Abstraído en estos dolores, pensaba continuamente en la función de los médicos y enfermeras que trataban a mi mamá. Me parecía que el propósito de su quehacer era rotundo: su trabajo tenía una intensidad física e intelectual tan solo conmensurable con la íntima satisfacción que debían sentir cuando un paciente salía adelante y la amenaza grave a su salud desaparecía. Para ellos un paciente llegaba pidiendo ayuda, su alma y cuerpo alarmados hasta el extremo, y ellos tenían un saber profesional que podía, a veces, restablecerles la salud y les permitía continuar con el proyecto de sus vidas.

 

Abatido por una cierta pérdida de sentido (¡la tierra que me sostenía se ha abierto!), me preguntaba si mi función cómo abogado estaba igualmente definida, si lo que yo hacía tenía el mismo sentido de propósito que el que veía en el de los médicos. La mayor parte de la gente piensa, quizás con razón, que nuestra profesión no es tan necesaria o urgente como la médica.  Me preguntaba si yo entendía con claridad a la persona que me venía a consultar, alarmada, por una pérdida o disminución de sus intereses.

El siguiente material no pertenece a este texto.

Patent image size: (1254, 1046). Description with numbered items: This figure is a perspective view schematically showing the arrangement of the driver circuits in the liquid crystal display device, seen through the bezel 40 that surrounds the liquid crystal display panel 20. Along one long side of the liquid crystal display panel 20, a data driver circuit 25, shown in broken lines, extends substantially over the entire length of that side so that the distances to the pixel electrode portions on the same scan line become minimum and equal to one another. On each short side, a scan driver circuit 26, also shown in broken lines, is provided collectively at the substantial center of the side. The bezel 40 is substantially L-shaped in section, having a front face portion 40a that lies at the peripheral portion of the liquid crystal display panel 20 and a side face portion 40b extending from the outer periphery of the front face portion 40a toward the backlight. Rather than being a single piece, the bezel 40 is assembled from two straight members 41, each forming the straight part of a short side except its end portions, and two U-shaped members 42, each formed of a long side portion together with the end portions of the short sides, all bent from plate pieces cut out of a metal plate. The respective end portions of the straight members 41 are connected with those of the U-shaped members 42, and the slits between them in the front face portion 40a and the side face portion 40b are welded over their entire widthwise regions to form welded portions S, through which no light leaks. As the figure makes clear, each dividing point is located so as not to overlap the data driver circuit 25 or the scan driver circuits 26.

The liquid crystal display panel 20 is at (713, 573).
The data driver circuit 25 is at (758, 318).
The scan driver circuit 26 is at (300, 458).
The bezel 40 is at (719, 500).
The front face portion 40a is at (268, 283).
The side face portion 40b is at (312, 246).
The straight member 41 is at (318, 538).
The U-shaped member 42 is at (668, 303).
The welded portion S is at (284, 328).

Me preguntaba si yo entendía bien sus llamados de ayuda, o la desesperanza, o la ansiedad que origina el conflicto. Posiblemente el conflicto sea para nosotros lo que la enfermedad para los médicos. Me preguntaba si yo, como abogado, entendía a cabalidad la relación del conflicto con la calidad y proyecto de vida de las personas. Me preguntaba si entendía la relación que el conflicto tiene con el duelo, con la desesperanza, con el sufrimiento humano. O, si podía ser, que, en realidad, todos los abogados teníamos ahora nuestras oficinas, empresas de recaudación, que no nos permitían ver el cuerpo y el alma sufriente, no del enfermo, sino de la persona que padece, es decir, que es “paciente” del conflicto.

 

Y mientras estas ideas ociosas llenaban los minutos de espera, mi madre, tierra que me sostiene, sigue luchando por su salud.